In recent years the EECA can finally recognize some success in advocating the transition to public funding. Procurement of medicines and prevention services are partially covered by the state, and we should welcome it, because it’s good and necessary.
But why we cannot be happy, and recently, more and mode discontent is heard from the PWID community? Because, as a result of the transition, both the quality of the procured medicines and the quality of the services deteriorated.
Let me provide a specific example.
An example with opioid substitution therapy (OST) in Ukraine is illustrative in many aspects. And in general, it would seem that if the benefits of OST programs are clear to everyone and the injecting route of HIV transmission is no longer prevalent, then the state should take every effort to promote and sustain these programs.
But in fact we see a very different story: the officials unanimously refuse to allocate budget money to the OST programs, and if they do so under the pressure of international structures and donors, they do not care about the program performance, therefore, the procured medicines are of the lowest quality, and the staff of OST sites is still remunerated under the same residual principle.

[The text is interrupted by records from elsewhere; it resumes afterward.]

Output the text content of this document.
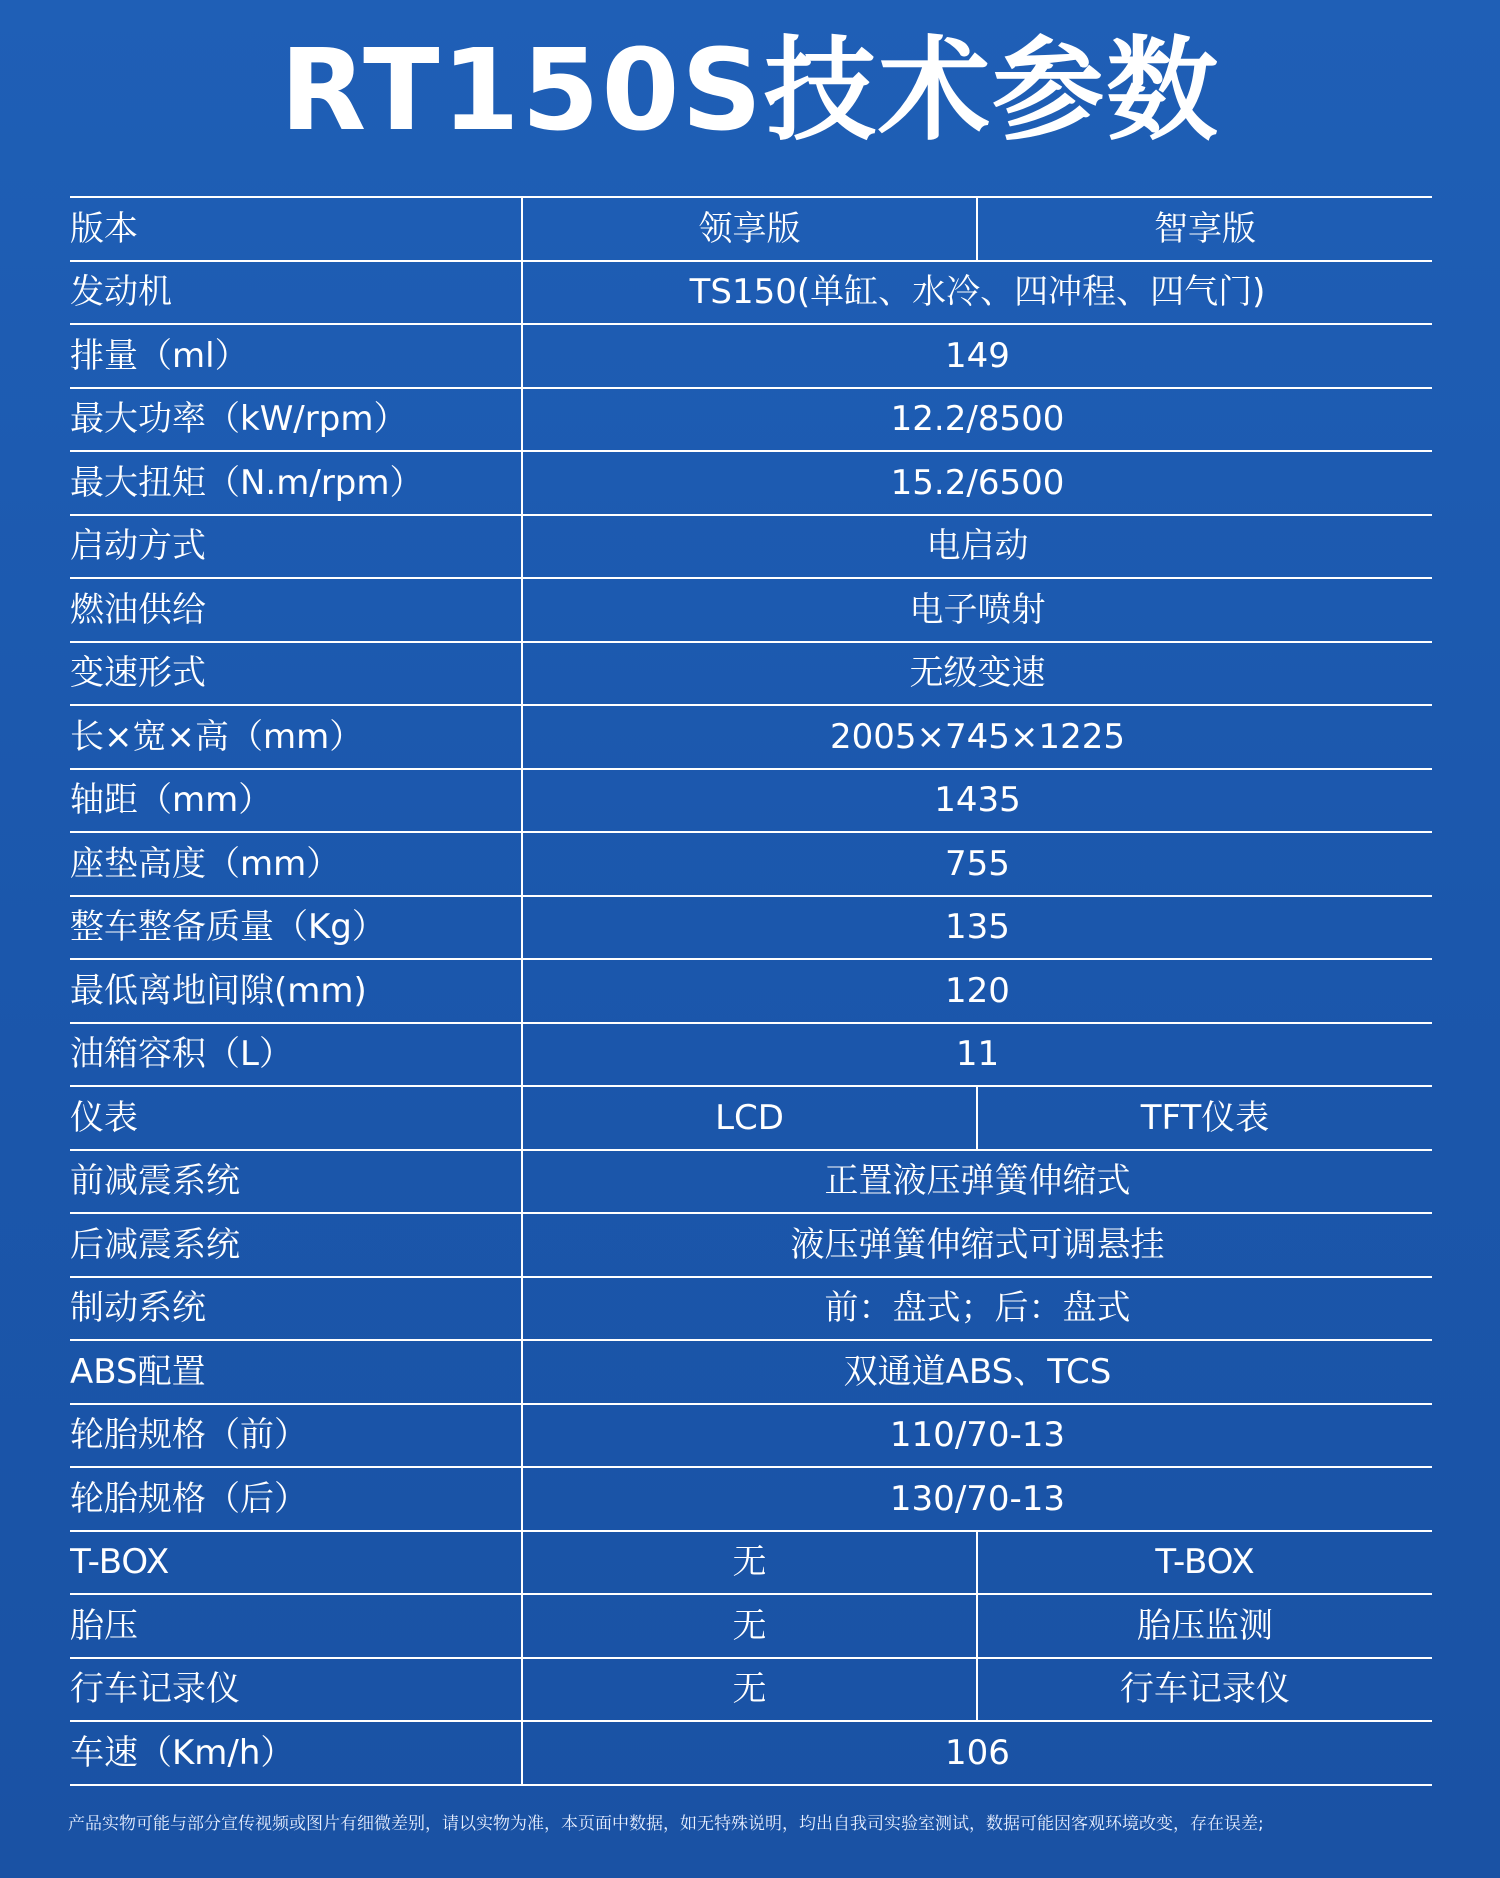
RT150S技术参数
版本	领享版	智享版
发动机	TS150(单缸、水冷、四冲程、四气门)	
排量（ml）	149	
最大功率（kW/rpm）	12.2/8500	
最大扭矩（N.m/rpm）	15.2/6500	
启动方式	电启动	
燃油供给	电子喷射	
变速形式	无级变速	
长×宽×高（mm）	2005×745×1225	
轴距（mm）	1435	
座垫高度（mm）	755	
整车整备质量（Kg）	135	
最低离地间隙(mm)	120	
油箱容积（L）	11	
仪表	LCD	TFT仪表
前减震系统	正置液压弹簧伸缩式	
后减震系统	液压弹簧伸缩式可调悬挂	
制动系统	前：盘式；后：盘式	
ABS配置	双通道ABS、TCS	
轮胎规格（前）	110/70-13	
轮胎规格（后）	130/70-13	
T-BOX	无	T-BOX
胎压	无	胎压监测
行车记录仪	无	行车记录仪
车速（Km/h）	106	
产品实物可能与部分宣传视频或图片有细微差别，请以实物为准，本页面中数据，如无特殊说明，均出自我司实验室测试，数据可能因客观环境改变，存在误差;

It is curious that at the same time, the same officials are willing to talk and do a lot to develop the services of the paid OST program on the basis of private clinics, this options seem far more interesting to them for some reason. They even include this in the official reports statistics, pretending to develop the program.
And that’s what we face today: it seems that the government held the tender for OST medicines procurement in compliance with all necessary procedures, and the cheapest offer, a domestically manufactured drug, was procured. But at the same time lots of OST patients in Ukraine complain about it, and the majority of complaints are related even to the extremely uncomfortable condition after taking the medicine, but to numerous and painful side effects.
That is why activists of the VOLNA (national network of the Ukrainian PWID) are now collecting complaints about the state-procured OST drug manufactured in Kharkov, hoping that the voice of the community will be heard and the abundant negative feedback of patients will affect the situation.
The conclusion here is simple: when switching to public financing, one should never forget about the quality that patients are used to in the Global Fund programs, and which by default should be a priority when it comes to people’s health.
We need to create efficient feedback mechanisms on the quality and accessibility of the services and medicines provided – the community must have tools to influence the situation.